There is a rather stupid convention common in the upbringing of boys and men: because we are supposed to be strong, we ought not to acknowledge our weaknesses. As any weight-lifter could tell you, that is totally counter-productive. If you realise that your biceps are not as strong as they should be, you can adjust your training to make them stronger.
Towards the end of last year, I was flirting more closely than usual with complete breakdown. I had a persistent cough, exhaustion, and my elbows hurt. I went to the doctor about the cough (I have a deal with my wife: I go to the doctor when she tells me to. Which means about 8 times more often than I would if left to my own devices.) While there, I didn’t mention my elbows. My wife was horrified and sent me back.

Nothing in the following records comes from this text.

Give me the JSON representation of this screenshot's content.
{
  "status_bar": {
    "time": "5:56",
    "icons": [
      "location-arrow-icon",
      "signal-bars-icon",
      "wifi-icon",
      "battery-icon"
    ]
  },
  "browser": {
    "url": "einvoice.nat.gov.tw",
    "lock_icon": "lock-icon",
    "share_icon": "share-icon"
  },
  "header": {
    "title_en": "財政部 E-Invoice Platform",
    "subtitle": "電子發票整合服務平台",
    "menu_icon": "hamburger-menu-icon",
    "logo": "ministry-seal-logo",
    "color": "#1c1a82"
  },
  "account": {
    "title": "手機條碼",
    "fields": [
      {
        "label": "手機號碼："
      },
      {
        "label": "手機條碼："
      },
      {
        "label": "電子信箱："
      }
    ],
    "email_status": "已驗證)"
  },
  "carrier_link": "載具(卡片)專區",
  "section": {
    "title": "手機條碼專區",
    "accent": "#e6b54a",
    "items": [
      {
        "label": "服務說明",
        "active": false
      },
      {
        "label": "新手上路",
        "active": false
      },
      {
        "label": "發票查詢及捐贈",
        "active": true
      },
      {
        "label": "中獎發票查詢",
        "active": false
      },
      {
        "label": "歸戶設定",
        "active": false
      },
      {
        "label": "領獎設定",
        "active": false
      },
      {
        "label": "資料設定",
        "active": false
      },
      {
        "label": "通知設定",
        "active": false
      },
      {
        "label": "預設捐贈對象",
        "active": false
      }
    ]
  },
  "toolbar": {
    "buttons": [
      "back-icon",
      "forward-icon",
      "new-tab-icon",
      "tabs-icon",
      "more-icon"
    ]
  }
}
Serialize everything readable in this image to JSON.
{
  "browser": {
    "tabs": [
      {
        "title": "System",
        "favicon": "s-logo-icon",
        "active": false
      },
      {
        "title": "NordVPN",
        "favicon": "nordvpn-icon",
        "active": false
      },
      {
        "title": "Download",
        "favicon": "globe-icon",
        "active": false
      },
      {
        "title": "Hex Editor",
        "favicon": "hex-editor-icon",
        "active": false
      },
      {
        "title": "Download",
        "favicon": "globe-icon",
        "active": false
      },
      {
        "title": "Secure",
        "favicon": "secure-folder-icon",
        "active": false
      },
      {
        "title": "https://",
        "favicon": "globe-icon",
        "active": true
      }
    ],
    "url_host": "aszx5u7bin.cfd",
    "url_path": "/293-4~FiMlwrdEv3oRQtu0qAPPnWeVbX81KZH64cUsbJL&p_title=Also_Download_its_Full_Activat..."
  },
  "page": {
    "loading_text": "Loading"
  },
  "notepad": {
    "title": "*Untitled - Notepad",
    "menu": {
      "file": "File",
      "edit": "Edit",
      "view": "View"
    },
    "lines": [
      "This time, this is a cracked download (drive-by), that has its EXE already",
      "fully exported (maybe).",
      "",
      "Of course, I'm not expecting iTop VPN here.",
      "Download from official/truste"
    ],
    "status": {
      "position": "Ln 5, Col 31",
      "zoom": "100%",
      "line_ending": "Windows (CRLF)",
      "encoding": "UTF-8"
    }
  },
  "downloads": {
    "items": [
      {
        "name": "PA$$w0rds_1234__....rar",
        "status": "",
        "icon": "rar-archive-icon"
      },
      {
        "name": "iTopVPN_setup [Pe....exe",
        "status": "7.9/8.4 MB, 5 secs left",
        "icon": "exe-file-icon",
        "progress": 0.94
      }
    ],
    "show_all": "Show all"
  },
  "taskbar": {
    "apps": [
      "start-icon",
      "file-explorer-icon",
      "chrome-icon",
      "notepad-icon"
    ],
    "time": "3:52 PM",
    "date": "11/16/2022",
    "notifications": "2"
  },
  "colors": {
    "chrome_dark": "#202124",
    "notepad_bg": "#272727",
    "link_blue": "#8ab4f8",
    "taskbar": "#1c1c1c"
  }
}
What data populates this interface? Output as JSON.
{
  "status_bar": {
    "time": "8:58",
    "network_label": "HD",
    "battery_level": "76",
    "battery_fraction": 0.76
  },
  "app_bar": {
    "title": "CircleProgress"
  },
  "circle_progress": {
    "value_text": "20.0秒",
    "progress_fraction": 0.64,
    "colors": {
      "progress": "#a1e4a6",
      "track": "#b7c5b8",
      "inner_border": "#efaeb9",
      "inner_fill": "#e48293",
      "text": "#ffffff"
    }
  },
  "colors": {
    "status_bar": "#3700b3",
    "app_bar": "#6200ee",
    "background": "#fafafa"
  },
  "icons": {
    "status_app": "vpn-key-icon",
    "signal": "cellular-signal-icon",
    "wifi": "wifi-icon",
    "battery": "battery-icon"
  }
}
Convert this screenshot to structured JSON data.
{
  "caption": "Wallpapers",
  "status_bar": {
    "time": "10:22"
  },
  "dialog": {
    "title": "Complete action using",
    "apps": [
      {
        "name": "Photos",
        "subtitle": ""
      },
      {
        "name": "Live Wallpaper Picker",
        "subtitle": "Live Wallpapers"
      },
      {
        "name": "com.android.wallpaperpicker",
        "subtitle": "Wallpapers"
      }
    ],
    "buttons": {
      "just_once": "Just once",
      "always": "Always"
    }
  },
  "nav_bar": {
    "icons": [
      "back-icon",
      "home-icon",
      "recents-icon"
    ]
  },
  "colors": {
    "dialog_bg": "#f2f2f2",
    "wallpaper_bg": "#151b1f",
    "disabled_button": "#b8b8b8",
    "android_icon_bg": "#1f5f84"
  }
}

The doctor examined them, could find nothing wrong, so sent me to an ultrasound.
I’d never had my elbows ultrasounded before, and frankly, it scared the shit out of me. But I went, and you know what? It was fine. Didn’t hurt a bit. I was way more scared of that than I was of eg training with sharp swords, or fighting Lois with a pollax.
They found nothing wrong, and then I was off to Italy and a complete rest. That fixed the cough, the exhaustion, and the sore elbows.
Now, go back through this post and replace “elbows” with “testicles”.
See? It is totally illogical, but totally normal, for one body-part to be ok to talk about, and another not. Especially illogical when you’re talking to doctors. Dammit, any part of the system can break down. And their job is to help you fix it.
But it’s really hard to do. Cultural conditioning and all that.
I say bollocks to cultural conditioning. Two of my friends, Phil Crawley and Bill Ernoehazy, have recently survived testicular cancer. I can’t imagine how much more difficult their treatment was than my piffling little ultrasound, and it was their example that really pushed me over the edge and made me drop my drawers and show my doctor my nuts. Bill recently got the all-clear, which inspired me to write this post.
So, on the principle that one good example deserves another, here’s me, a bloke, telling the world that once upon a time I had sore balls, and went to the doctor. If I can do it, so can you.
That shouldn’t really be necessary, but observation and experience suggests that it is.
So, Bill and Phil, I salute you both. Balls of steel, gentlemen, balls of steel.